Turkish approval and U.S. support enabled Iraqi Kurdish peshmerga fighers to go to Kobani, the Iraqi Kurdish Regional Government leader said on Thursday Anadolu Agency reported
Massoud Barzani said that the access of peshmerga forces into Kobani would have been impossible without Turkey's assent, in a written statement.
Barzani spoke after peshmerga soldiers departed early Wednesday to fight alongside Kurdish fighters in Kobani on Turkey-Syria border, against the Islamic State of Iraq and the Levant.
"Intense bilateral and trilateral talks were held among the U.S., Turkey and the Kurdish region to arrange the access for the peshmerga.
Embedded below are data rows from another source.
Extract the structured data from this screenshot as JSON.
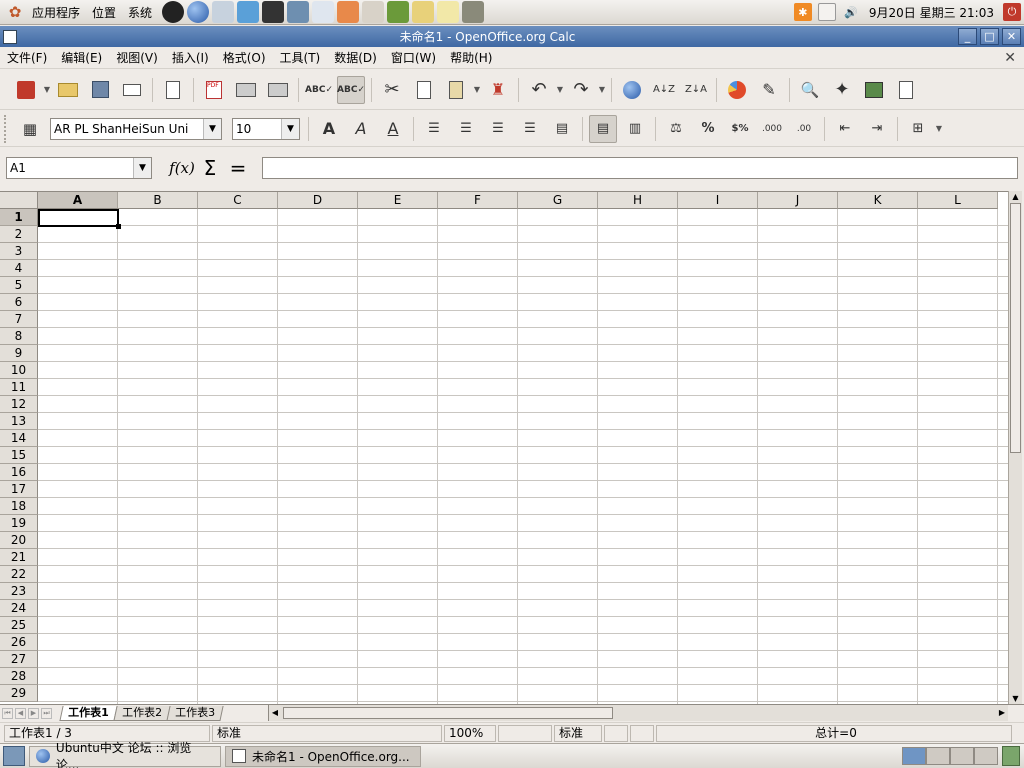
{
  "top_panel": {
    "menus": [
      "应用程序",
      "位置",
      "系统"
    ],
    "clock": "9月20日 星期三 21:03"
  },
  "window": {
    "title": "未命名1 - OpenOffice.org Calc"
  },
  "menubar": {
    "items": [
      "文件(F)",
      "编辑(E)",
      "视图(V)",
      "插入(I)",
      "格式(O)",
      "工具(T)",
      "数据(D)",
      "窗口(W)",
      "帮助(H)"
    ]
  },
  "format_toolbar": {
    "font_name": "AR PL ShanHeiSun Uni",
    "font_size": "10"
  },
  "formula_bar": {
    "name_box": "A1",
    "fx_label": "f(x)",
    "sum_label": "Σ",
    "equals_label": "=",
    "formula_value": ""
  },
  "sheet": {
    "columns": [
      "A",
      "B",
      "C",
      "D",
      "E",
      "F",
      "G",
      "H",
      "I",
      "J",
      "K",
      "L"
    ],
    "rows": [
      "1",
      "2",
      "3",
      "4",
      "5",
      "6",
      "7",
      "8",
      "9",
      "10",
      "11",
      "12",
      "13",
      "14",
      "15",
      "16",
      "17",
      "18",
      "19",
      "20",
      "21",
      "22",
      "23",
      "24",
      "25",
      "26",
      "27",
      "28",
      "29"
    ],
    "active_column": "A",
    "active_row": "1",
    "tabs": [
      "工作表1",
      "工作表2",
      "工作表3"
    ]
  },
  "statusbar": {
    "sheet_pos": "工作表1 / 3",
    "page_style": "标准",
    "zoom": "100%",
    "insert_mode": "标准",
    "sum": "总计=0"
  },
  "taskbar": {
    "tasks": [
      {
        "label": "Ubuntu中文 论坛 :: 浏览论...",
        "active": false
      },
      {
        "label": "未命名1 - OpenOffice.org...",
        "active": true
      }
    ]
  }
}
After the talks, Turkey officially informed us that it would provide all kinds of support," he said.
The first batch of Kobani-bound peshmerga troops landed on a private plane at Turkey's GAP Airport from Erbil International Airport early Wednesday, and then were stationed in the Suruc district of Turkey's border province Sanliurfa.
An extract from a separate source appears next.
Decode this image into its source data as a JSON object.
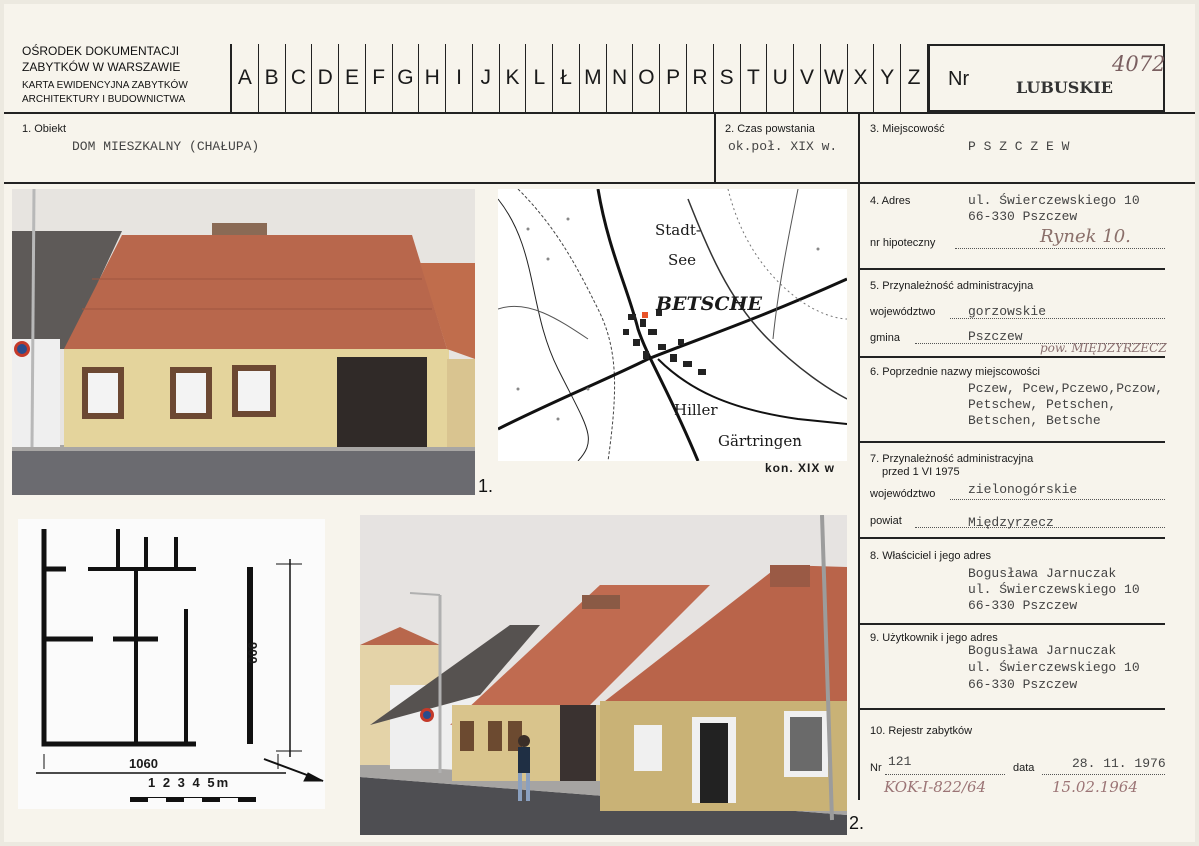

A separate truck convoy carrying their heavy weaponry also entered Turkey on Wednesday via the Habur border crossing in the southeastern province of Sirnak.
Barzani noted that the Iraqi Kurdish parliament unanimously voted last week to send peshmerga forces through Turkey after foreign support was secured.
He said they only sent a "back-up force and weaponry" to Kobani, adding that "we will not hesitate to send more peshmerga if the conditions at the battlefront change or there is a request for further troops and we have the consent again."
The battle for control of the strategic town between ISIL militants and armed Kurdish groups has been raging since mid-September when ISIL entered Kobani. An estimated 1.5 million Syrian refugees, including some 190,000 from Kobani, are being sheltered in camps across Turkey after fleeing the fighting.
Turkey has been pushing the international community, including the U.N., to establish a no-fly zone and a safe haven for refugees inside Syria near the Turkish border.